How is Jesus revealed here?

Jesus is reflected in the eyes of the children.  In the deepest yearnings you feel in your soul.  Jesus is here in the songs of “alleluia.”  Jesus is here in the Word proclaimed.  Jesus is here in the breaking of the bread and the sharing of the cup.

Jesus is here in the stirrings you feel—in your desire to know and love God better.  In the beating of your heart as you are challenged to love your neighbor.  Jesus is here in the times of silence.  In the laughter.

Jesus is here, inviting you to take up your cross and follow Him.  Jesus is here, encouraging you to love God and love your neighbor. 

The good news is that we are no longer dependent upon having Him here in the flesh.  By the gift of the Spirit, He is with us always.

The question for us to consider is, “Now what?”

What will you do with this Good News of the resurrection?

Will you go home, business as usual?

Will go undercover, behind locked doors, so that you won’t be discovered?

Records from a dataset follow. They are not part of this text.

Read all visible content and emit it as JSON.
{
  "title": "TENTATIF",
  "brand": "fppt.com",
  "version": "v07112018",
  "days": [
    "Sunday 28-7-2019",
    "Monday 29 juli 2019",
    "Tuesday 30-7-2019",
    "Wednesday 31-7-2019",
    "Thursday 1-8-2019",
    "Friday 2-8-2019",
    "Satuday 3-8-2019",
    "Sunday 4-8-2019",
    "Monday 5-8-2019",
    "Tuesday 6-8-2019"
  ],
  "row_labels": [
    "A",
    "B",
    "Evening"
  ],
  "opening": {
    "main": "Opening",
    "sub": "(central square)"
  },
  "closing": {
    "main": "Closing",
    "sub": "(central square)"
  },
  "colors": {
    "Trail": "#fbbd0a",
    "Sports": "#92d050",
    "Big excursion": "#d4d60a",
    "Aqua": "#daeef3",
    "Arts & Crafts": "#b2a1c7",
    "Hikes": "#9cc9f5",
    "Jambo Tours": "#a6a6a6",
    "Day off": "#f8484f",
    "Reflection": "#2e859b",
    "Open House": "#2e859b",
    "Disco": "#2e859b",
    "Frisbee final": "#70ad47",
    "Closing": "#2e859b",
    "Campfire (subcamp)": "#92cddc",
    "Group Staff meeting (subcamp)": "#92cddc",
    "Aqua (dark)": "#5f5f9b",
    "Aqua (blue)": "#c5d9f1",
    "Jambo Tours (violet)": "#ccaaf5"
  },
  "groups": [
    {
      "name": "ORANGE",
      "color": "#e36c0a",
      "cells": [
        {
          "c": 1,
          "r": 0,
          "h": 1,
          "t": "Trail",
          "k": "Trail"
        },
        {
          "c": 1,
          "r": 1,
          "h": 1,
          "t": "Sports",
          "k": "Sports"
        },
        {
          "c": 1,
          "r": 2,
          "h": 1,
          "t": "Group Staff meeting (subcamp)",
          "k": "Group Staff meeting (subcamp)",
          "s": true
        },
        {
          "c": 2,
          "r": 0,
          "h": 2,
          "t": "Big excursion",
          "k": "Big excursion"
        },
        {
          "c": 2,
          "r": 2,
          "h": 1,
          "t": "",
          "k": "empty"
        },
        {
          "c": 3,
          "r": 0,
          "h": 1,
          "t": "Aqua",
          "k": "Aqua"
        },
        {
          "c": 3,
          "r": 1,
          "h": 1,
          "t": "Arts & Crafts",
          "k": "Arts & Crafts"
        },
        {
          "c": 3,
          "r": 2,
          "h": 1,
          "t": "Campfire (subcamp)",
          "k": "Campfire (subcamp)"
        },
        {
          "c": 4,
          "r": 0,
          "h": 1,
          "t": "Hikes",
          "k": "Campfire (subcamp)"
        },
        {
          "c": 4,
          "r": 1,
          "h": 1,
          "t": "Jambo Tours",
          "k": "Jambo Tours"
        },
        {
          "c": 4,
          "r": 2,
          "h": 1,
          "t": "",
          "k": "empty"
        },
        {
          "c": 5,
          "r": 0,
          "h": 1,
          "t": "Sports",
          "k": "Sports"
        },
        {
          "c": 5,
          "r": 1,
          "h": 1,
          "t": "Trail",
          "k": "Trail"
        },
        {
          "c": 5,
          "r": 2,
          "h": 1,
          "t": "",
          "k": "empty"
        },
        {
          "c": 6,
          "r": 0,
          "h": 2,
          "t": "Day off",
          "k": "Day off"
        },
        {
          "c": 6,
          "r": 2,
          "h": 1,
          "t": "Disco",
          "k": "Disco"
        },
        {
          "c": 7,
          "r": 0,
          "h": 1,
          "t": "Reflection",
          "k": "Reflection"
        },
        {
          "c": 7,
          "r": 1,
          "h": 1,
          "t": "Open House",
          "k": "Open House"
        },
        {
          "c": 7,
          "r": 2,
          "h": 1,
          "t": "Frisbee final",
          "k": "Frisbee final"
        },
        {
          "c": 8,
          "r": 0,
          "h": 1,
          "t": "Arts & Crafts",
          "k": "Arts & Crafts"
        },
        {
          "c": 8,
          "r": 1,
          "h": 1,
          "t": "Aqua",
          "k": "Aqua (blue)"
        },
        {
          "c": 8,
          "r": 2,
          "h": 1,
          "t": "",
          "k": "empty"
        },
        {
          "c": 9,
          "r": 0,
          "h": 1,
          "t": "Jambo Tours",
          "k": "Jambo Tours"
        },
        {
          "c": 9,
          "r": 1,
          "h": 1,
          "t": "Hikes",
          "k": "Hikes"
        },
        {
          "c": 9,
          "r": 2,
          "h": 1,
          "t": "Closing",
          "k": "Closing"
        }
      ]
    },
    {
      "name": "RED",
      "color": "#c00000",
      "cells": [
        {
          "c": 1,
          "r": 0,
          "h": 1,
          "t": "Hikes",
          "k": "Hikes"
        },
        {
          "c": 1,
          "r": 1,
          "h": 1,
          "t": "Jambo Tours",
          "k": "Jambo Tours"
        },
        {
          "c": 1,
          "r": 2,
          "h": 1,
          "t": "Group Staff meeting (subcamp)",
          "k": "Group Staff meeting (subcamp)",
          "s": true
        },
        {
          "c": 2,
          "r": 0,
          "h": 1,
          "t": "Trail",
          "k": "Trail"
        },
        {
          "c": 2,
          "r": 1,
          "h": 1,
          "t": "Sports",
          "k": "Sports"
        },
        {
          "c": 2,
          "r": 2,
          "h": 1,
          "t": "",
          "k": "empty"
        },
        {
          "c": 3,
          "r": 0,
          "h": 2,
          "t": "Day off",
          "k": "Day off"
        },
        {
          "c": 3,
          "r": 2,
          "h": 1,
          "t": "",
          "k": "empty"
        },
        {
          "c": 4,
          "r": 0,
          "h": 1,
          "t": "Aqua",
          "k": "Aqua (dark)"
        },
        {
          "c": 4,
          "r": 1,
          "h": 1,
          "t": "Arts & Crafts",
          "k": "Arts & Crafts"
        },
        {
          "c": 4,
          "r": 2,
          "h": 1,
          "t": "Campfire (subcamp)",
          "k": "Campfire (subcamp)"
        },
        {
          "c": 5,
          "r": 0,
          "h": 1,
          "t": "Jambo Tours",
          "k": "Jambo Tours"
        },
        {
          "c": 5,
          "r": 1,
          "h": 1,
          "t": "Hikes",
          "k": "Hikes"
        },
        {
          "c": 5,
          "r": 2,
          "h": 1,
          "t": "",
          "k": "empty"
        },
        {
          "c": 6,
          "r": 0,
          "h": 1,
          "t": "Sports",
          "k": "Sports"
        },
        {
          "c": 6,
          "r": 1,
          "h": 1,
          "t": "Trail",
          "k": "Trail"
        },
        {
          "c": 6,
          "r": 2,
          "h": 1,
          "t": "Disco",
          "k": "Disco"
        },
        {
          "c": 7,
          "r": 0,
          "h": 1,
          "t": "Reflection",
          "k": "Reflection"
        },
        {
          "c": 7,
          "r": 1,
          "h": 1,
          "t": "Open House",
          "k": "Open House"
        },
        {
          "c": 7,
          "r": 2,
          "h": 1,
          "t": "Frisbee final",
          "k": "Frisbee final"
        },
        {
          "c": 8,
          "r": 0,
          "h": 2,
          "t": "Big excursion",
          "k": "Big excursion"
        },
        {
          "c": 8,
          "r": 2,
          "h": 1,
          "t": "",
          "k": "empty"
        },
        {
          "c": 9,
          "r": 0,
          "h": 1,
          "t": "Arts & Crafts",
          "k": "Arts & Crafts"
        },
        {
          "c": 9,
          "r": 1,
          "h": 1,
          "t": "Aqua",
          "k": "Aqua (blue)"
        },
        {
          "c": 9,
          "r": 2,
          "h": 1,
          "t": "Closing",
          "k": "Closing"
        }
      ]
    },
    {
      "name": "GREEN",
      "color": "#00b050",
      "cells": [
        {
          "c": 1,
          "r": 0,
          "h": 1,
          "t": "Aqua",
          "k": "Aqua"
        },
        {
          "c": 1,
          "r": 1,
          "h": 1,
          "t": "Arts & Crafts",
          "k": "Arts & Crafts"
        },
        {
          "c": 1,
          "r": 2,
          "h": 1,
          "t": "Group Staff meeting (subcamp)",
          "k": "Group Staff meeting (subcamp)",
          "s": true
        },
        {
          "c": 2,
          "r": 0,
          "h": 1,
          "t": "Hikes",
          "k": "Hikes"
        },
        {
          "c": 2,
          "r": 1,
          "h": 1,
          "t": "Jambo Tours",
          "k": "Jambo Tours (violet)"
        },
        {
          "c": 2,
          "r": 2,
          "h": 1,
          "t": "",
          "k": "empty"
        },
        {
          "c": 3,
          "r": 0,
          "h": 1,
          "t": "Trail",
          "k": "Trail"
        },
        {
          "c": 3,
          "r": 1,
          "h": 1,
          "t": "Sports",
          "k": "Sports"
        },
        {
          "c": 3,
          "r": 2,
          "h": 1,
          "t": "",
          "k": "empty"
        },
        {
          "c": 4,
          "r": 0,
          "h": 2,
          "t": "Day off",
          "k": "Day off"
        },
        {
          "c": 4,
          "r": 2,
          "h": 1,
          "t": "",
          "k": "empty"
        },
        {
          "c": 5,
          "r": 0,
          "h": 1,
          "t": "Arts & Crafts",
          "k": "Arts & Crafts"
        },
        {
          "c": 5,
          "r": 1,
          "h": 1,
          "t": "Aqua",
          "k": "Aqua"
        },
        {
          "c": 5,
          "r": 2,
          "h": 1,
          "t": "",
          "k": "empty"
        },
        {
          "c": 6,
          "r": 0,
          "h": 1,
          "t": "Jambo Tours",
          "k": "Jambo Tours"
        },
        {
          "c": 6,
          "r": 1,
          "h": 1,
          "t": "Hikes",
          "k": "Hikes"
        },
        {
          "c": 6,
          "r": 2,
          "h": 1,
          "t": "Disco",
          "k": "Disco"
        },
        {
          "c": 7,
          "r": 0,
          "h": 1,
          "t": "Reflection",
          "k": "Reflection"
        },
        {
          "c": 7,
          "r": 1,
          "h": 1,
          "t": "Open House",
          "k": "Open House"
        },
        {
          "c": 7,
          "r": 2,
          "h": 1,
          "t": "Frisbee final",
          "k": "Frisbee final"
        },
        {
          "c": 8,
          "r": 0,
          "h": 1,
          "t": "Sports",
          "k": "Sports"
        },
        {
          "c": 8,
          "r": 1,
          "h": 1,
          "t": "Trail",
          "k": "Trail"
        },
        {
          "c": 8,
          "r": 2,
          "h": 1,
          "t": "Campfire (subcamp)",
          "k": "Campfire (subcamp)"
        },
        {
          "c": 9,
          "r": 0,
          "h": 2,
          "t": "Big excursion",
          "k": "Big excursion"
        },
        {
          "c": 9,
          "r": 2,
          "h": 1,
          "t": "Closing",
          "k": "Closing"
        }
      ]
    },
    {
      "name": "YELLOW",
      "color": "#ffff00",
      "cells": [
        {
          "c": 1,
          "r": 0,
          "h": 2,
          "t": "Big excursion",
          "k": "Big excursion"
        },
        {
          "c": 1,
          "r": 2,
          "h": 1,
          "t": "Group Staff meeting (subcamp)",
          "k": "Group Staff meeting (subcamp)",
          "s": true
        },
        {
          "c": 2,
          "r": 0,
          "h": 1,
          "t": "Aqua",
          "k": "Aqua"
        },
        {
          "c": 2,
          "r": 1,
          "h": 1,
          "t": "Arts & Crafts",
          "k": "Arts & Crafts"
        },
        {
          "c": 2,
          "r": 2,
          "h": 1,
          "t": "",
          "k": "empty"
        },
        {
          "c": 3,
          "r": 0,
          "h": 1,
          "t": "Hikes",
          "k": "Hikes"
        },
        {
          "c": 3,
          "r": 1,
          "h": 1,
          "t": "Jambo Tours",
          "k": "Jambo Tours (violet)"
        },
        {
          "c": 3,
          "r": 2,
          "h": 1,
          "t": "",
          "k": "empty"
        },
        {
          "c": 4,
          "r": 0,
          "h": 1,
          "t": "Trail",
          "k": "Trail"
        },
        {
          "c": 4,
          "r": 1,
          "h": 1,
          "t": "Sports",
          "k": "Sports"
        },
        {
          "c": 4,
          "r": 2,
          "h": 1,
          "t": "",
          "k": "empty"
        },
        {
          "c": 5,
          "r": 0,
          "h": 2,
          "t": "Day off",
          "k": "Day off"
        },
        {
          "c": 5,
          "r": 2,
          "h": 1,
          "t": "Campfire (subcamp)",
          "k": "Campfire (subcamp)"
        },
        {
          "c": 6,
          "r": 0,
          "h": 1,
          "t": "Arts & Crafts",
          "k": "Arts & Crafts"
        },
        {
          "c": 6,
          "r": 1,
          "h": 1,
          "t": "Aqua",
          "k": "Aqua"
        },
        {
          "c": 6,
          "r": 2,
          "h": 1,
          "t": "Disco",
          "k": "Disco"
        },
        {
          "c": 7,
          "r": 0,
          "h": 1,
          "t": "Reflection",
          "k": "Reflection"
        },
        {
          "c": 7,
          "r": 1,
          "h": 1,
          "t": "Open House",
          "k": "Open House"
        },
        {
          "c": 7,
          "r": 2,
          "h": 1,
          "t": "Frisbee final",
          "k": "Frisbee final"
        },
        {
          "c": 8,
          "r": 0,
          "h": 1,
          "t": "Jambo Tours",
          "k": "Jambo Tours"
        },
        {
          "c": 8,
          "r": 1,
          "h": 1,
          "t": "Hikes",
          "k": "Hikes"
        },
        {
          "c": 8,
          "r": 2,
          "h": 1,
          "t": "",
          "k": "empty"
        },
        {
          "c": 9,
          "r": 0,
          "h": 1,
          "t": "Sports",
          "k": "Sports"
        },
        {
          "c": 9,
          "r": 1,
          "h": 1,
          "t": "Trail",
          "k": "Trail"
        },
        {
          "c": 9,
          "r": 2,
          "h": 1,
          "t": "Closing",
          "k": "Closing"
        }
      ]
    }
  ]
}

It would be a great tragedy if you did.  Jesus greets us and, in love, tells us that He gave His life for us, that we might have life more abundantly (John 10:10), life that He calls eternal.

Or will you reach out to embrace Him?  To try to hold on to Him?

Or will you follow His instruction, just as Mary did?  He said to go and tell the Good News.

Will you follow in Mary’s footsteps?

Will you proclaim, “I have seen the Lord!”?

In the newsletter this month, I mention the word that I have missed so much during the past six weeks of Lent.  It is the word, “Alleluia.”  It is a word but it is an imperative.  It means “Praise the Lord.”  We put that word aside during the somber, reflective season of Lent.  But today, we have Good News and no other word quite expresses the feeling of joy, of hope, of salvation, of grace.  Christ is Risen.  Alleluia!  Alleluia!  Alleluia!


The question I ask you is this:  What will you do with this Good News?  Now what?